Diving into Git

This week I decided to convert my Ledger repository over to Git. Previously I’d been using Subversion for about 4 years, and CVS for 1 year before that. There was a brief flirt with Darcs, and Mercurial, but neither ever attracted me enough to convert the repository officially.

Why did I choose Git? Actually, I’d looked at Git before, maybe a year ago, and decided it was too complex and funky. But some recent articles – and new versions of Git – prompted me to look again. Yes, it still looks complex, but then again, UNIX is complex and I’ve never stopped loving that since I made my first terminal connection. In fact, when you look at Git in terms of the UNIX philosophy, rather than as a single application, it starts making a whole lot more sense. (It was written by a UNIX-ish kernel developer, after all).
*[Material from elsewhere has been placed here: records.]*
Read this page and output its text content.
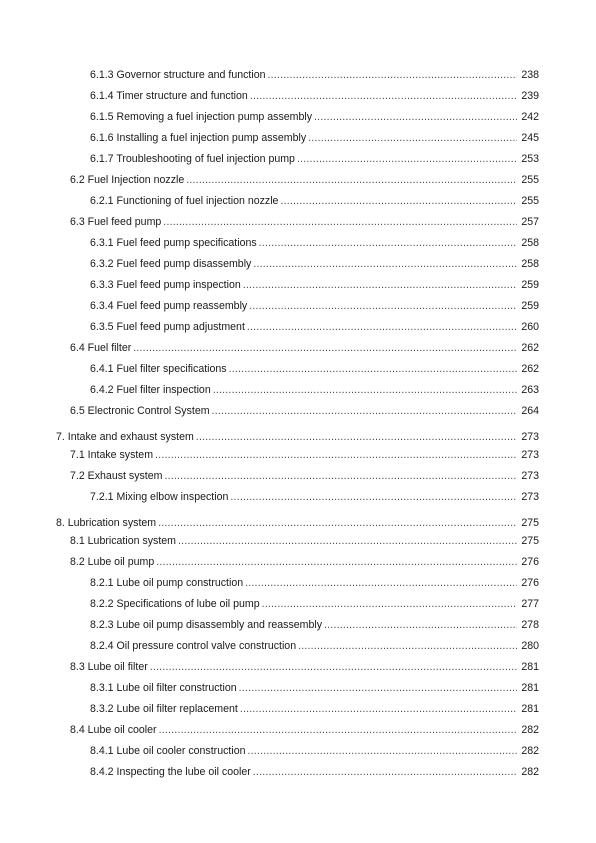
6.1.3 Governor structure and function .....	238
6.1.4 Timer structure and function .....	239
6.1.5 Removing a fuel injection pump assembly .....	242
6.1.6 Installing a fuel injection pump assembly .....	245
6.1.7 Troubleshooting of fuel injection pump .....	253
6.2 Fuel Injection nozzle .....	255
6.2.1 Functioning of fuel injection nozzle .....	255
6.3 Fuel feed pump .....	257
6.3.1 Fuel feed pump specifications .....	258
6.3.2 Fuel feed pump disassembly .....	258
6.3.3 Fuel feed pump inspection .....	259
6.3.4 Fuel feed pump reassembly .....	259
6.3.5 Fuel feed pump adjustment .....	260
6.4 Fuel filter .....	262
6.4.1 Fuel filter specifications .....	262
6.4.2 Fuel filter inspection .....	263
6.5 Electronic Control System .....	264
7. Intake and exhaust system .....	273
7.1 Intake system .....	273
7.2 Exhaust system .....	273
7.2.1 Mixing elbow inspection .....	273
8. Lubrication system .....	275
8.1 Lubrication system .....	275
8.2 Lube oil pump .....	276
8.2.1 Lube oil pump construction .....	276
8.2.2 Specifications of lube oil pump .....	277
8.2.3 Lube oil pump disassembly and reassembly .....	278
8.2.4 Oil pressure control valve construction .....	280
8.3 Lube oil filter .....	281
8.3.1 Lube oil filter construction .....	281
8.3.2 Lube oil filter replacement .....	281
8.4 Lube oil cooler .....	282
8.4.1 Lube oil cooler construction .....	282
8.4.2 Inspecting the lube oil cooler .....	282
Migrating my official repository represented a special challenge, because I decided I wanted my entire history, not just the Subversion parts of it. I mean, I wanted to pull the CVS repo out of the archives and thread it along with the Subversion repo into a nice, coherent history going all the way back to version 0.1.

With other tools – even Mercurial – I would have shied away from such an undertaking. But Git not only made it possible, it was even straightforward and rather fun to do. This article chronicles my adventures at manually pasting together a version control history, and how powerfully Git was able to handle this task – which would have been patently impossible using CVS or Subversion.

Importing the CVS history

The first step was to import the CVS history. The Ledger project began in late August 2003, but I didn’t start using version control to track it until 24 Sep. Luckily I had an old backup image on my laptop and was able to start hacking right away. The command to pull this initial history into Git was:

$ mkdir ledger.cvs; cd ledger.cvs; git init
$ git-cvsimport -d /tmp/cvs -v -m -p -Z,9 ledger

In this case, /tmp/cvs is where I copied the CVS repository from my backup image, since CVS requires write access in order to do fie and folder locking. The command ran very quickly, since the history was only 1 year long. After it completed, I was able to run git log right away and see what my initial commits looked like.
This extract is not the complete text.